Classical conditioning is accurately portrayed in the sense that subconsciously the inmates were trained only to be able to go the bathroom when they could ask permission and the guard says yes.  The conditioned stimulus, unconditional stimulus, conditioned response and unconditional response get a little tricky and the authors were probably not seriously thinking of these when writing the script.  Though Classical conditioning is portrayed, it is just not in as much detail as many would have liked.   Conformity is shown truthfully in the ways that inmates and guards would conform to how the others acted and pick up general maxims, sayings, and phrases commonly used.  Although the guards never conformed to the ways of the inmates and the inmates never conformed to the ways of the guards.  They stayed separate, but so similar in their detachment.  Finally, role is the most candidly perceived concept in the entire motion picture.  Throughout the film different people take up different roles, and more often than not they misuse or take them too far.  This movie so wisely portrays how a man will even play into the role of someone who he his not just to be accepted.  It also dramatizes the blindness that comes when believing that the role is everything, and when it is worshiped above all.   

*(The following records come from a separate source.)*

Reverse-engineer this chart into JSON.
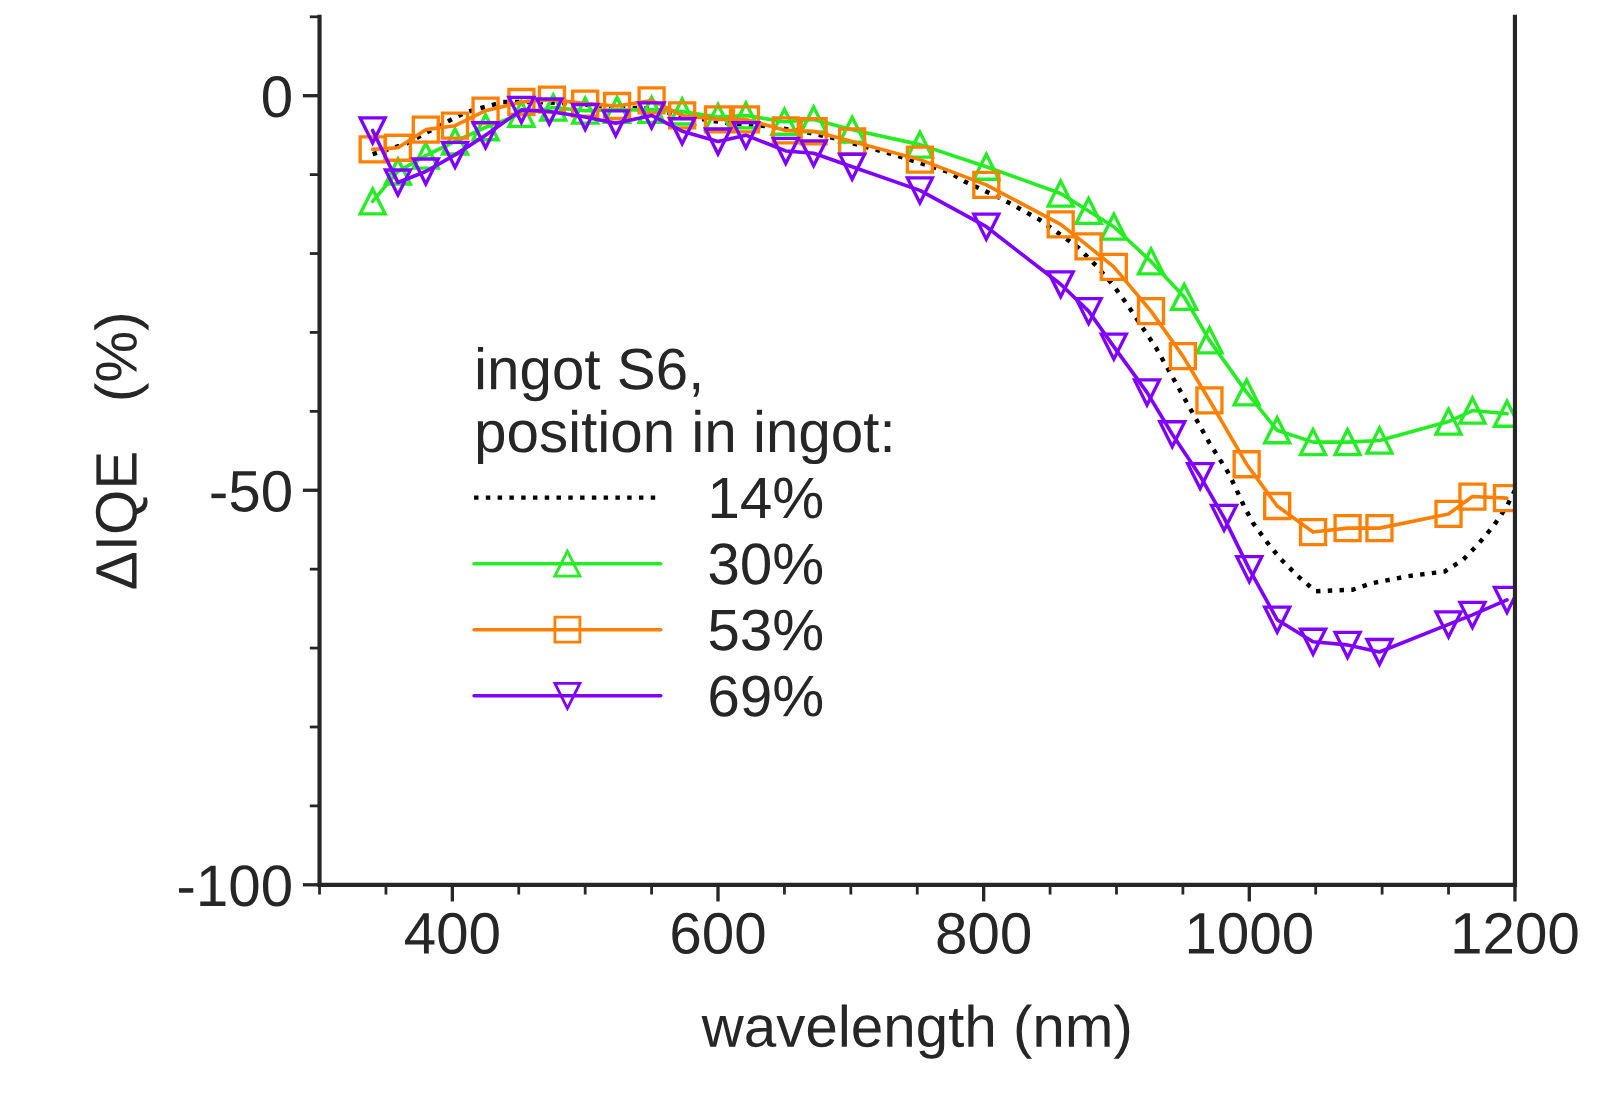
{
  "chart_data": {
    "type": "line",
    "xlabel": "wavelength (nm)",
    "ylabel": "ΔIQE   (%)",
    "legend_title": "ingot S6,\nposition in ingot:",
    "legend": "center left",
    "xlim": [
      300,
      1200
    ],
    "ylim": [
      -100,
      10
    ],
    "xticks": [
      400,
      600,
      800,
      1000,
      1200
    ],
    "yticks": [
      -100,
      -50,
      0
    ],
    "grid": false,
    "series": [
      {
        "name": "14%",
        "color": "#000000",
        "marker": "none",
        "line_style": "dotted",
        "x": [
          340,
          365,
          388,
          410,
          438,
          466,
          492,
          522,
          548,
          578,
          608,
          633,
          663,
          688,
          731,
          774,
          786,
          814,
          842,
          871,
          885,
          897,
          907,
          930,
          950,
          970,
          985,
          996,
          1003,
          1013,
          1023,
          1036,
          1050,
          1078,
          1092,
          1119,
          1147,
          1161,
          1173,
          1184,
          1194,
          1200
        ],
        "values": [
          -7.4,
          -6.1,
          -4,
          -2.1,
          -0.8,
          -0.8,
          -1,
          -1.5,
          -1.6,
          -2.7,
          -3.5,
          -3.8,
          -4.5,
          -5.4,
          -7.4,
          -9.7,
          -10.9,
          -13.1,
          -15.7,
          -19.2,
          -21.6,
          -23.9,
          -26.2,
          -32,
          -38,
          -44,
          -48,
          -52,
          -54.2,
          -56.5,
          -58.6,
          -60.8,
          -62.8,
          -62.6,
          -61.8,
          -60.9,
          -60.3,
          -58.8,
          -56.7,
          -54.5,
          -52,
          -50
        ]
      },
      {
        "name": "30%",
        "color": "#22ee22",
        "marker": "triangle",
        "line_style": "solid",
        "x": [
          340,
          359,
          380,
          402,
          425,
          452,
          476,
          500,
          524,
          550,
          573,
          600,
          621,
          650,
          672,
          701,
          752,
          802,
          858,
          879,
          898,
          926,
          951,
          970,
          998,
          1021,
          1048,
          1074,
          1098,
          1150,
          1168,
          1194
        ],
        "values": [
          -13.4,
          -9.6,
          -7.6,
          -5.8,
          -4,
          -2.3,
          -1.5,
          -1.9,
          -1.8,
          -1.8,
          -2,
          -2.7,
          -2.5,
          -3.3,
          -3,
          -4.3,
          -6.2,
          -9,
          -12.4,
          -14.6,
          -16.6,
          -21,
          -25.5,
          -31,
          -37.6,
          -42.4,
          -43.9,
          -43.9,
          -43.7,
          -41.3,
          -39.9,
          -40.3
        ]
      },
      {
        "name": "53%",
        "color": "#ff8000",
        "marker": "square",
        "line_style": "solid",
        "x": [
          340,
          359,
          380,
          402,
          425,
          452,
          475,
          500,
          524,
          550,
          573,
          600,
          621,
          651,
          672,
          701,
          752,
          802,
          858,
          879,
          898,
          926,
          950,
          970,
          998,
          1021,
          1048,
          1074,
          1098,
          1150,
          1168,
          1194
        ],
        "values": [
          -6.8,
          -6.6,
          -4.3,
          -3.8,
          -1.9,
          -0.8,
          -0.5,
          -1,
          -1.3,
          -0.6,
          -2.5,
          -3,
          -3,
          -4.4,
          -4.5,
          -5.8,
          -8.1,
          -11.3,
          -16.3,
          -19.1,
          -21.7,
          -27.3,
          -33,
          -38.6,
          -46.7,
          -52,
          -55.3,
          -54.8,
          -54.8,
          -53,
          -50.8,
          -51
        ]
      },
      {
        "name": "69%",
        "color": "#8000ff",
        "marker": "triangle-down",
        "line_style": "solid",
        "x": [
          340,
          359,
          380,
          402,
          425,
          452,
          473,
          500,
          523,
          550,
          573,
          600,
          621,
          651,
          672,
          701,
          752,
          802,
          858,
          879,
          898,
          923,
          942,
          963,
          981,
          1000,
          1021,
          1048,
          1074,
          1098,
          1150,
          1168,
          1194
        ],
        "values": [
          -4.4,
          -11,
          -9.6,
          -7.5,
          -5,
          -1.8,
          -2,
          -2.7,
          -3.5,
          -2.5,
          -4.5,
          -5.8,
          -5,
          -7,
          -7.3,
          -9,
          -12,
          -16.6,
          -23.9,
          -27.3,
          -31.8,
          -37.6,
          -42.9,
          -48.2,
          -53.5,
          -60,
          -66.4,
          -69.2,
          -69.6,
          -70.5,
          -67,
          -65.8,
          -63.9
        ]
      }
    ]
  }
}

In conclusion, The Shawshank Redemption is an invigorating movie, which analyzes behavior in ways never done before.  The Psychological aspect is astounding throughout the entire film, especially seen through classical conditioning, conformity, and role.  Again, this classic motion picture is about a man who lived a seemingly normal life, but one day it is changed forever.  The question many would ask Andy Defresne is if he would let it happen again.  Prison changes a man, and no doubt it changed Andy, but was it for the better or worse?   If he had not gone to prison where would he have learned to hope?  Red sums it up real nicely at the end by saying, “I find I'm so excited, I can barely sit still or hold a thought in my head. I think it's the excitement only a free man can feel, a free man at the start of a long journey whose conclusion is uncertain. I hope I can make it across the border. I hope to see my friend and shake his hand. I hope the Pacific is as blue as it has been in my dreams. I hope.”  
http://www.youtube.com/watch?v=5wSTrpBW8s0

This demonstrates role- a set of expectations(norms) about a social position, defining how those in the position ought to behave.  Blair and Chuck are obsessed with NOT becoming the normal roles that tend to take place in a relationship after the first couple of months, so they invent the "games."  In the games chuck plays the rich, man whore and blair the scorned woman.  These games are fun at first but then both characters start to feel the other is just playing for the other.  This creates doubt in the relationship when Blair believes Chuck actually brings that girl homes with him.  She believes he has become his role and because she believes that, she becomes her role...and this is why people watch the show.  Similarly this relates to Shawshanks Redemption because the prisoners at first assume the roles as a joke or not reality but then they take them very seriously and before they know it, they are the role.  This applies to the guards and the Warden as well.  Maybe at first he just acted mean and stern to be respected, but then he became his act.